Update On RBL Bank Ltd By Motilal Oswal
RBI appoints an additional director; MD and CEO Mr. Vishwavir Ahuja proceeds on leave
* The Reserve Bank of India (RBI) under Section 36AB of the Banking Regulation Act has appointed Mr. Yogesh K. Dayal, Chief General Manager, RBI, as an additional director to RBK’s board for a two-year period, with immediate effect. RBK's board has also accepted the request of Mr. Vishwavir Ahuja – MD and CEO – to proceed on leave with immediate effect and appointed Mr. Rajeev Ahuja (currently the Executive Director) as interim MD and CEO, subject to regulatory and other approvals. These developments have come as a negative surprise, and raises concerns on the bank's performance as perceived by the central bank and its ability to deliver on its guidance.
* In the past, RBI has appointed an additional director to the boards of Jammu & Kashmir Bank, Yes Bank, Dhanlaxmi Bank, and Ujjivan Small Finance Bank owing to concerns around asset quality, inability to raise capital, weak operating performance/metrics, and to strengthen the board and corporate governance. RBI has been proactive on asset quality and corporate governance issues, and has superseded the board of many NBFCs – SREI Infra, Reliance Capital, and DHFL – in the recent past, before initiating the insolvency process.

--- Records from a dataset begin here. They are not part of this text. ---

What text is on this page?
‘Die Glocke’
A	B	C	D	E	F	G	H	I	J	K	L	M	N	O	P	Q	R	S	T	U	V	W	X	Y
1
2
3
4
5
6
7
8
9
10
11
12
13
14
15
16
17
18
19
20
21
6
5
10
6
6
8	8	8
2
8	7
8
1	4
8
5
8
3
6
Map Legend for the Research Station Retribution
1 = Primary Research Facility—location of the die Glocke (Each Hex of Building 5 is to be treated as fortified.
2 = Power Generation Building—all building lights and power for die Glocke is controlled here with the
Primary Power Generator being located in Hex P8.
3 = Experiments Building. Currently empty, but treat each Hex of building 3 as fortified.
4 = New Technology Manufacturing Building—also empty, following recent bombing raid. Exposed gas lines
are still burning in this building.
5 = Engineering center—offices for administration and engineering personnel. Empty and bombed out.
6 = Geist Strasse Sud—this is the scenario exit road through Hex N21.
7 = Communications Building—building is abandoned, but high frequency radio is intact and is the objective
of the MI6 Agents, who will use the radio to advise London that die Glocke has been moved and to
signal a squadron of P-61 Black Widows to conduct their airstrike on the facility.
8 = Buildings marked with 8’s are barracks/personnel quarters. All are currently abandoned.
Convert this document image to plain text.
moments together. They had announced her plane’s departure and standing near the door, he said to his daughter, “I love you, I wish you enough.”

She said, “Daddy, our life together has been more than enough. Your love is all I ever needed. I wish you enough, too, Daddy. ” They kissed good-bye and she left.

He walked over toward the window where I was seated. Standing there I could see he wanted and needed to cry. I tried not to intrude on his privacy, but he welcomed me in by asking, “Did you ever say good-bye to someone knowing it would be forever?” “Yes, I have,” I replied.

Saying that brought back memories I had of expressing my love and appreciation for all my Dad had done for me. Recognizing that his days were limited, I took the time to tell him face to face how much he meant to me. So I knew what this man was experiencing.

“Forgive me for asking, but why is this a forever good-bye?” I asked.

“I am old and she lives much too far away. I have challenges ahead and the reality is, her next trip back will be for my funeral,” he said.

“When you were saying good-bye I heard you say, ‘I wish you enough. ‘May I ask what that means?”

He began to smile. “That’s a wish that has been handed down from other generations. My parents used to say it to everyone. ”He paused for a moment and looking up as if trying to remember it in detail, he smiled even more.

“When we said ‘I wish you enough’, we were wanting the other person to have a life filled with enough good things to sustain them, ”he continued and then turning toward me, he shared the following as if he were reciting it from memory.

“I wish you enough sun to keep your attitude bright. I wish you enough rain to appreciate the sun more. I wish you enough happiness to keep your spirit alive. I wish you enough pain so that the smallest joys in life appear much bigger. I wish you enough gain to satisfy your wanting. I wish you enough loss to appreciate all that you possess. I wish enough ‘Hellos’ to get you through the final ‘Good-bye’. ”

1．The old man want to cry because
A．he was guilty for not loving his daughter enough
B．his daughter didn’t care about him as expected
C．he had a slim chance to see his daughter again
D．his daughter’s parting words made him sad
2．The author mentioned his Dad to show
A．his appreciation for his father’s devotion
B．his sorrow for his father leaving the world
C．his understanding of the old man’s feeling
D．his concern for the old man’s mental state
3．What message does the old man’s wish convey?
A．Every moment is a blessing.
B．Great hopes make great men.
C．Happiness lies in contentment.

RBK's performance has been under pressure in recent years
RBK has witnessed elevated asset quality stress in recent years, initially led by higher NPL formation in the Corporate portfolio. After the lifting of COVID-related restrictions, slippages have spiked in the Unsecured business (MFI and Credit Cards), which together constitutes ~31% of total loans. Consequently, the bank has reported a slight decline in its loan book over the past two years, while RoA for FY20-21 halved over prior years. We are currently projecting RBK to report losses in FY22, even as the management has guided at a 1% exit RoA for 4Q.
2QFY22 performance recap
Slippages stood elevated at INR12.2b, predominantly from the Retail book (gross slippages of INR3.7b from the MFI book). GNPA/NNPA ratio rose 41bp/13bp QoQ to 5.4%/2.14%. However, higher provisioning enabled a healthy PCR (~62%). Total restructured loans stood ~INR21b (3.7% of loans), with 79% in Retail and the balance in Corporate. RBK has created provisions worth INR2.6b on its restructured portfolio and carries additional COVID-related provisions of INR1.3b. On the growth front, the loan book fell 1% QoQ to INR560b, while the Retail-to-Wholesale mix stood at 55:45, with a 31% mix of Credit Cards and the MFI segment. Deposits grew 17% YoY to INR756b, led by CASA growth of ~33% YoY (~7% QoQ).
Some silver linings
At the onset of the COVID-19 outbreak, RBK witnessed a significant deposit outflow, which put its liability franchise under pressure. The management focused on improving granularity, raised equity capital to prepare for any exigencies, and also increased the proportion of the Retail business, which aided improvement in several key operating metrics. RBK’s capital adequacy stands at a healthy 16.3% (CET-1: 15.5%). It has a robust Liquidity Coverage Ratio of 155%, net NPA ratio of 2.1% (PCR at 61.7%, 76.6% including TWO), and a C/D ratio of 74.1 % v/s 100% in 4QFY20. CASA ratio has improved by 880bp to 35.3% over the past two years, with the cost of deposits moderating by 190bp to 5% over the same period.
Key guidance by the management that now needs to be pondered upon
Post its 2Q result, the management said GNPA levels have peaked in the quarter and that credit cost/slippages for 2H is likely to be 50% of 1HFY22 levels. Credit cost for FY23E is likely to be half of FY22E levels, with PCR in excess of 65% by the end of the current fiscal. It expects exit NIM/RoA at 4.5%/1% in 4QFY22.
Valuation and view
RBK has reported a weak operating performance in recent years on elevated provisions and tepid NII trends, which adversely affected profitability. On the business front, loan growth remained muted, affected by a sharp decline in Micro Banking and the Business loan portfolio. However, the Credit Cards segment has shown a healthy recovery as card acquisition has picked up, while spends have seen a robust recovery. On the asset quality front, slippages remain elevated, while the increase in restructured book was led by the Secured business loans and the Micro Banking portfolio. Current developments have raised concerns about the bank’s ability to sustain a turnaround in its operating performance, while at the same time raising worries of similar actions by the regulator on other mid-size Banks, where the operating performance has been sub-optimal. We thus put our rating under review and remain watchful of further developments and await further clarity in the 3QFY22 result.